Reputation: 49
I am trying to figure out how to identify any rows in a table that contains special characters but not spaces.
The reason is I am looking at data quality of a first name field and want to identify any rows that have special characters such as (-,.etc)

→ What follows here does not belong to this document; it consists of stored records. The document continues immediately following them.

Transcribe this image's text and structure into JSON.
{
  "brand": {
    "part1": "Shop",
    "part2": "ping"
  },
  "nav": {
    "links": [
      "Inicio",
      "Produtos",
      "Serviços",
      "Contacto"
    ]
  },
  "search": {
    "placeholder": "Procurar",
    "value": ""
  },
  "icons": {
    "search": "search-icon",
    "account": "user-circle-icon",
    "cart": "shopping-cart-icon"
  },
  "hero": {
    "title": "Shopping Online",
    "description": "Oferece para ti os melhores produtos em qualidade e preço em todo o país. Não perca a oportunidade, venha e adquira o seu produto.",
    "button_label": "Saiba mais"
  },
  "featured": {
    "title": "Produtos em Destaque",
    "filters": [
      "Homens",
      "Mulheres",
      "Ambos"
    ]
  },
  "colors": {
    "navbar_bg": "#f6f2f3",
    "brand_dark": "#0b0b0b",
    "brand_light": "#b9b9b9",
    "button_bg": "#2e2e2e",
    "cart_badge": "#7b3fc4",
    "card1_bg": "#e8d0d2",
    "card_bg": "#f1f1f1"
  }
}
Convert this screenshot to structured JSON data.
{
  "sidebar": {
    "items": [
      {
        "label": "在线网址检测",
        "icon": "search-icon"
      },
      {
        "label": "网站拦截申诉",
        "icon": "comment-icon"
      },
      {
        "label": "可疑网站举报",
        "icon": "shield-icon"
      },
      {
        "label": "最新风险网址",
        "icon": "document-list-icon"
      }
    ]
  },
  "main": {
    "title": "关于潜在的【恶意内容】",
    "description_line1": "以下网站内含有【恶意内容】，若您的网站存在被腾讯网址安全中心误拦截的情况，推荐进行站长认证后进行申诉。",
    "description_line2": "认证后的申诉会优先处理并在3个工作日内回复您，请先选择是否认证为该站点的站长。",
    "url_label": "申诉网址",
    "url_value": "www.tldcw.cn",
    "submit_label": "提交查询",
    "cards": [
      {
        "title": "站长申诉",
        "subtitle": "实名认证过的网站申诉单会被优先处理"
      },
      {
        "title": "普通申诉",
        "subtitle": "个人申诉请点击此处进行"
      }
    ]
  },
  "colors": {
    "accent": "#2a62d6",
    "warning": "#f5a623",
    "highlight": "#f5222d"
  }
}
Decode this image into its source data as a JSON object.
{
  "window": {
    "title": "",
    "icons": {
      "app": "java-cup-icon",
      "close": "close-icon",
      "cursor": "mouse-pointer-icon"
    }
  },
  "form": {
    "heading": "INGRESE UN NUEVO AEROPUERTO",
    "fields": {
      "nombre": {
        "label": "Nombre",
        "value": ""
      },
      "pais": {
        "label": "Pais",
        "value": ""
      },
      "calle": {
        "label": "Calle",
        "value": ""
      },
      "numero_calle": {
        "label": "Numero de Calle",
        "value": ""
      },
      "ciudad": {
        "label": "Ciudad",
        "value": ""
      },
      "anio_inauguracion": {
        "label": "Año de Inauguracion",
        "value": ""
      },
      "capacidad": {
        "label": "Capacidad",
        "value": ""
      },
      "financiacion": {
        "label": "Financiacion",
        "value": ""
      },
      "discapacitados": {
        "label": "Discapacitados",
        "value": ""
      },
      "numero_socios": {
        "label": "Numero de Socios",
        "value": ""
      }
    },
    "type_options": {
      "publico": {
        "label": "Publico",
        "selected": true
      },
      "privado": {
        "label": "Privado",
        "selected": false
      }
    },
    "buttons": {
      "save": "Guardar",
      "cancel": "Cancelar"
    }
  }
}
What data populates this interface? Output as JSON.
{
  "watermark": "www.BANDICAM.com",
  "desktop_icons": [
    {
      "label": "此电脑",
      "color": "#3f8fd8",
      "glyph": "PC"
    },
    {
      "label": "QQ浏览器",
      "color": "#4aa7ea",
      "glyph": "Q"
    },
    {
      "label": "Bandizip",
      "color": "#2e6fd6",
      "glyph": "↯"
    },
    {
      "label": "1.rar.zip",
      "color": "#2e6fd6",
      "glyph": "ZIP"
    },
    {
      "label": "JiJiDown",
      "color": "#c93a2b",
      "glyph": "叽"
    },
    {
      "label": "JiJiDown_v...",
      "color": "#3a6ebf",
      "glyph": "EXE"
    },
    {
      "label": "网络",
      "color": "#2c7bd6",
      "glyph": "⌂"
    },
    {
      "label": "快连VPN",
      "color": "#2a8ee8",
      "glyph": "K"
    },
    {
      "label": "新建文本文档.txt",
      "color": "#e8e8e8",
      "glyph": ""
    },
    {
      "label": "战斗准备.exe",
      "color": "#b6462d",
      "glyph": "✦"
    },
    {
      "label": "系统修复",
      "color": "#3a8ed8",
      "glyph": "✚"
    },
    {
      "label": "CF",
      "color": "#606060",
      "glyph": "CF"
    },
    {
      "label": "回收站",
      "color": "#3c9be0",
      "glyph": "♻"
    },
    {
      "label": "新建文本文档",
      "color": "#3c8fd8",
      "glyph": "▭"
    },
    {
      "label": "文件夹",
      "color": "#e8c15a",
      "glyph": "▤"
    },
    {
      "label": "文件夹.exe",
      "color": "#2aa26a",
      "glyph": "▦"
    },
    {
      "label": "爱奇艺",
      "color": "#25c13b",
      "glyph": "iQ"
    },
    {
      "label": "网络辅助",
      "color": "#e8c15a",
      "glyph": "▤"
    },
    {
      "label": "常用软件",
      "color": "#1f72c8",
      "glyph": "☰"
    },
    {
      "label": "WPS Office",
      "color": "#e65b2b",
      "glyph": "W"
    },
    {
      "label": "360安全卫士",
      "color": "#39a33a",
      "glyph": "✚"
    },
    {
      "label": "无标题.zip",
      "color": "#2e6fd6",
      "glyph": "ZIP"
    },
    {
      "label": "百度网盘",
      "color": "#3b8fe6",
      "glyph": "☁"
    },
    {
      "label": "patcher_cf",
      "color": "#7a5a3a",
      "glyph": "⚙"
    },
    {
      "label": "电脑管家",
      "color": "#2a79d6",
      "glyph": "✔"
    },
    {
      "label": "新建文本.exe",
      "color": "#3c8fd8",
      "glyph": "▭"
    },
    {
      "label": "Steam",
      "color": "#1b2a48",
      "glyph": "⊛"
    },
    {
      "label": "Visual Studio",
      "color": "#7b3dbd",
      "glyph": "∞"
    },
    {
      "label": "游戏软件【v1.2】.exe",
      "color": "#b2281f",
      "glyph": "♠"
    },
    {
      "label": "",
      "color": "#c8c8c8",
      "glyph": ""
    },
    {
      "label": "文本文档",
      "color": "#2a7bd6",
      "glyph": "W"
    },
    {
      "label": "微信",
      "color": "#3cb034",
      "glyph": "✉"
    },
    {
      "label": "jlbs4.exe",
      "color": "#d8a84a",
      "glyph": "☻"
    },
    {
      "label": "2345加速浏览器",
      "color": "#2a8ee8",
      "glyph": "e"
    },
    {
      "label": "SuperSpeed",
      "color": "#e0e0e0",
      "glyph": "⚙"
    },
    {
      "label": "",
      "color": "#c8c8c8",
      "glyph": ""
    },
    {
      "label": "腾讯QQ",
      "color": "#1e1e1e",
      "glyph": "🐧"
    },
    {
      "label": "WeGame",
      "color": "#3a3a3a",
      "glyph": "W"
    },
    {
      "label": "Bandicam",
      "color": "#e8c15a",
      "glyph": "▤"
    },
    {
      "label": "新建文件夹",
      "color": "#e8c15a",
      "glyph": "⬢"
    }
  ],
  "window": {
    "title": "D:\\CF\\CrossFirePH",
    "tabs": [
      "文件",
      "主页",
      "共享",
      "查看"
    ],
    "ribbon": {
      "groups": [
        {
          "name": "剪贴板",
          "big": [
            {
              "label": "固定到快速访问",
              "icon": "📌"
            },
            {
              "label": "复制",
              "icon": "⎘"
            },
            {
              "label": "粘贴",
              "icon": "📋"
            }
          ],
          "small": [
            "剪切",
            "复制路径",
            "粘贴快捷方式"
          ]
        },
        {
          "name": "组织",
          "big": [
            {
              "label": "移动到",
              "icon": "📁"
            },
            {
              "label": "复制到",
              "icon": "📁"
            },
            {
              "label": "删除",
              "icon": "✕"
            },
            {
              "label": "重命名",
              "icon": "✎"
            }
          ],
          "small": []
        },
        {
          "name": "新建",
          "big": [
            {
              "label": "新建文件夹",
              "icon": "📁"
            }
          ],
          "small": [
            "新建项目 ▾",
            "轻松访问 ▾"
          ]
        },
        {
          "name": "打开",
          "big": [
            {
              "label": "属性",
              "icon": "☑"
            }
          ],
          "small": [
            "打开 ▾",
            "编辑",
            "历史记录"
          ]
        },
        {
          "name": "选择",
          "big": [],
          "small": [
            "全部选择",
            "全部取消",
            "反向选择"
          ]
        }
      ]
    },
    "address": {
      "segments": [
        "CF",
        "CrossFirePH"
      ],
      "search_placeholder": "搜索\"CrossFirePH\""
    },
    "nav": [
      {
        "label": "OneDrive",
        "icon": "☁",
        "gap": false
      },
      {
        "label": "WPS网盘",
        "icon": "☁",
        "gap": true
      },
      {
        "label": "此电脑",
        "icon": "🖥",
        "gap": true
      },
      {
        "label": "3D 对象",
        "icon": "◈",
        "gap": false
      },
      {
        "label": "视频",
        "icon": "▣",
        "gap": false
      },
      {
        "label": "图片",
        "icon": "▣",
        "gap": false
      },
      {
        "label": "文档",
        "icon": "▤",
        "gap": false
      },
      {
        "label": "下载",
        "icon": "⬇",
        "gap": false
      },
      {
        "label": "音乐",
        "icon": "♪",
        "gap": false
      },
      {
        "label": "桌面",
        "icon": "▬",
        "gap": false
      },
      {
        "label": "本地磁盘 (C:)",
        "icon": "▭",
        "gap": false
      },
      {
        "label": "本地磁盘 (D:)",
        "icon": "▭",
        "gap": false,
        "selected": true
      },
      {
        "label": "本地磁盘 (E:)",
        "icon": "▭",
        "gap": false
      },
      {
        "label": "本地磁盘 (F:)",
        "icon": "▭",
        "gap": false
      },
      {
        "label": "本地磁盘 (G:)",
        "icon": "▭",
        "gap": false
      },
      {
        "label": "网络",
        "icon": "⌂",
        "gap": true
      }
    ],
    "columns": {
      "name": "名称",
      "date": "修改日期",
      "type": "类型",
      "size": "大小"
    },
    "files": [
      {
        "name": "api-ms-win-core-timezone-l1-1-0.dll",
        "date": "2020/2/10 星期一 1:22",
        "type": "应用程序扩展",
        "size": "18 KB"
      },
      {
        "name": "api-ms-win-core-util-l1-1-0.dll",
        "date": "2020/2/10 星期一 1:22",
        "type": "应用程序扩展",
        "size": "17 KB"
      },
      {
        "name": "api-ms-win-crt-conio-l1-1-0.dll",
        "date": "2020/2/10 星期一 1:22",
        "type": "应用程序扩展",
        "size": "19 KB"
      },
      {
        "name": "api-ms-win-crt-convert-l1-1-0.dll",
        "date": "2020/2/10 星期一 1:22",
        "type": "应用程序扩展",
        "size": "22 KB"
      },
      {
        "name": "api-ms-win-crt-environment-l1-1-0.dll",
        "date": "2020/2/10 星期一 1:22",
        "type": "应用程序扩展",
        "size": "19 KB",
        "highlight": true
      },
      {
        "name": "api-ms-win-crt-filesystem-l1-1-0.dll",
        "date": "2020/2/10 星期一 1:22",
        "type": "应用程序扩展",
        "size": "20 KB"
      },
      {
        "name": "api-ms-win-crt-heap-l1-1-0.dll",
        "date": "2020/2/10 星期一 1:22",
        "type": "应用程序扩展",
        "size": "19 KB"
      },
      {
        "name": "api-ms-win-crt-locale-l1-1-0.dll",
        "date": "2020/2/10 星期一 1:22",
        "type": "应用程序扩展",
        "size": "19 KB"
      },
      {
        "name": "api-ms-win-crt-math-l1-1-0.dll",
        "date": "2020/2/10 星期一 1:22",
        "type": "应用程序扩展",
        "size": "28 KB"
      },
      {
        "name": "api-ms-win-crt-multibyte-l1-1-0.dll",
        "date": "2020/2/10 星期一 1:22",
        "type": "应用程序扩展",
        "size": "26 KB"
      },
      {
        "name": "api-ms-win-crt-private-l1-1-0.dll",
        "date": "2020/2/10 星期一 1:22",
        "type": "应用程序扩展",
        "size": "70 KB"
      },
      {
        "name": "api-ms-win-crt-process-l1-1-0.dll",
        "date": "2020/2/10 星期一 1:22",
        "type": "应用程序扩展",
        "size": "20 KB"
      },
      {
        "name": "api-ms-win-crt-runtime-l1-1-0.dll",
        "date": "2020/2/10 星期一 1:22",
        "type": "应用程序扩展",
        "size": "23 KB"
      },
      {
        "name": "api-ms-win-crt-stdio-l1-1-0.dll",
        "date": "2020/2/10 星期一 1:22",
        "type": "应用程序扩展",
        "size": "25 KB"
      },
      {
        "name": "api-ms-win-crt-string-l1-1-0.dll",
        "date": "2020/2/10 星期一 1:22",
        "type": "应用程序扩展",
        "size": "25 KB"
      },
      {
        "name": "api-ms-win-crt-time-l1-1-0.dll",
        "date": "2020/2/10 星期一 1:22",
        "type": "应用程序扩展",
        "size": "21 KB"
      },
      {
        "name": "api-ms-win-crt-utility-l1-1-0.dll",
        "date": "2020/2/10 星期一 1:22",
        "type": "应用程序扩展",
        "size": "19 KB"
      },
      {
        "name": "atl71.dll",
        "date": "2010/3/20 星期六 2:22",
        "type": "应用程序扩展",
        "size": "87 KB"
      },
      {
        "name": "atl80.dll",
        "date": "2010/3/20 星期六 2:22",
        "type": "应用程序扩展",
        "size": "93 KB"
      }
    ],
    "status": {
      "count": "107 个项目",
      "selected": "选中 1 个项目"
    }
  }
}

The below identifies almost what I need but also brings back names with spaces (Joel Smith) these should not be included.
SELECT
first_name
FROM users
WHERE
users.first_name ~* '[^a-z0-9]'
Many thanks in advance
Upvotes: 1
Views: 6602
Reputation: 522762
Postgres regex doesn't seem to support negative lookaheads, which is one option we could have used here. Instead, we may phrase your requirement for matching using this pattern:
^[^\- ]*[^\-a-z0-9 ][^\- ]*$
This says to match any number of non space/hyphen characters, followed by a single non alpha/space/hyphen character, followed again by any number of non space/hyphen characters. This becomes the following in Postgres:
^[^\-[:space:]]*[^\-a-z0-9[:space:]][^\-[:space:]]*$
Here is a sample query:
WITH yourTable AS (
SELECT 'abc' AS col UNION ALL
SELECT 'abc ' UNION ALL
SELECT 'abc $' UNION ALL
SELECT 'abc$' UNION ALL
SELECT 'a-bc' UNION ALL
SELECT 'a-bc ' UNION ALL
SELECT 'a-bc $' UNION ALL
SELECT 'a-bc$'
)
SELECT *
FROM yourTable
WHERE col ~* '^[^\-[:space:]]*[^\-a-z0-9[:space:]][^\-[:space:]]*$';
abc$
Upvotes: 2